Human Rights, Theosophy, and Gypsy Children of Kosovo

Kathleen F. Hall – Canada

“Among these gypsies one may find traces of ancient avatars, whose souls were gods long ago in India.” (Walter Starkie, In Sara's Tents. London: John Murray, 1953, p. 1)

In July 2010, my fifteen-year-old son and I traveled to Kosovo, in the Balkans, to work with marginalized children of a people known as Roma, Ashkali, and Egyptians (RAE), also called Gypsies, whose ancestors were ultimately from north India. Working with these children in a summer arts program sponsored by a local nongovernmental organization gave me insight into some of the great challenges within the lives of the RAE of Kosovo.


Devastation in Kosovo in 2011 still visible


In 2008, Kosovo became a republic independent of Serbia and the former Yugoslavia. This newly found independence was not easily won; it followed a horrific 1999 war, which was marked by ethnic cleansing and mass destruction of properties belonging to Serbians, Albanians, and the RAE. During that war, NATO displaced many threatened RAE families into neighboring countries for protection. When the war ended, some returning RAE had no homes to go to and, being considered as Internally Displaced Persons (IDP), were housed in camps or IDP designated housing projects.

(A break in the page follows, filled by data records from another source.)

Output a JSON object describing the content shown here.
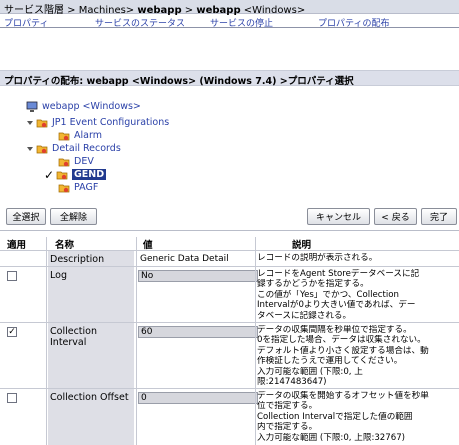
{
  "breadcrumb": {
    "prefix": "サービス階層 > Machines> ",
    "p1": "webapp",
    "sep": " > ",
    "p2": "webapp",
    "suffix": " <Windows>"
  },
  "tabs": [
    "プロパティ",
    "サービスのステータス",
    "サービスの停止",
    "プロパティの配布"
  ],
  "section_title": "プロパティの配布: webapp <Windows> (Windows 7.4) >プロパティ選択",
  "tree": {
    "root": "webapp <Windows>",
    "jp1": "JP1 Event Configurations",
    "alarm": "Alarm",
    "detail": "Detail Records",
    "dev": "DEV",
    "gend": "GEND",
    "pagf": "PAGF"
  },
  "buttons": {
    "select_all": "全選択",
    "clear_all": "全解除",
    "cancel": "キャンセル",
    "back": "< 戻る",
    "finish": "完了"
  },
  "table": {
    "headers": [
      "適用",
      "名称",
      "値",
      "説明"
    ],
    "rows": [
      {
        "name": "Description",
        "value": "Generic Data Detail",
        "checkbox": false,
        "checked": false,
        "desc": [
          "レコードの説明が表示される。"
        ]
      },
      {
        "name": "Log",
        "value": "No",
        "checkbox": true,
        "checked": false,
        "desc": [
          "レコードをAgent Storeデータベースに記",
          "録するかどうかを指定する。",
          "この値が「Yes」でかつ、Collection",
          "Intervalが0より大きい値であれば、デー",
          "タベースに記録される。"
        ]
      },
      {
        "name": "Collection Interval",
        "value": "60",
        "checkbox": true,
        "checked": true,
        "desc": [
          "データの収集間隔を秒単位で指定する。",
          "0を指定した場合、データは収集されない。",
          "デフォルト値より小さく設定する場合は、動",
          "作検証したうえで運用してください。",
          "入力可能な範囲 (下限:0, 上",
          "限:2147483647)"
        ]
      },
      {
        "name": "Collection Offset",
        "value": "0",
        "checkbox": true,
        "checked": false,
        "desc": [
          "データの収集を開始するオフセット値を秒単",
          "位で指定する。",
          "Collection Intervalで指定した値の範囲",
          "内で指定する。",
          "入力可能な範囲 (下限:0, 上限:32767)"
        ]
      }
    ]
  },
  "colors": {
    "accent": "#213a8f",
    "link": "#2b41a8",
    "header_bg": "#dcdfea"
  },
  "icons": [
    "monitor-icon",
    "folder-icon",
    "check-icon"
  ]
}
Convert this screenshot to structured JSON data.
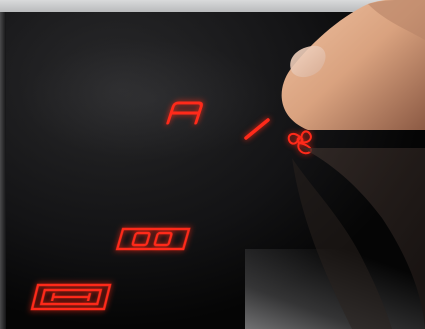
{
  "scene": {
    "description_colors": {
      "glass": "#050505",
      "led": "#ff2a1a",
      "skin": "#d9a27f",
      "frame": "#c9c9cb"
    }
  },
  "icons": {
    "auto_icon": "letter-a-icon",
    "separator": "slash-icon",
    "fan_icon": "fan-icon",
    "timer_icon": "double-zero-display-icon",
    "size_icon": "zone-size-icon"
  }
}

Living conditions in the IDP areas is dismissal. Many are run down and lack consistent water, electricity, and municipal services such as garbage pickup. Mitrovica, an IDP camp in northern Kosovo has extreme levels of lead poisoning, the cause of serious health issues, particularly in children living there. Plemetina, a community outside Pristina, the capital of Kosovo, has an IDP housing project that is situated next to “Kosovo B,” a huge coal-burning power plant that pollutes the surrounding area with mountains of coal ash.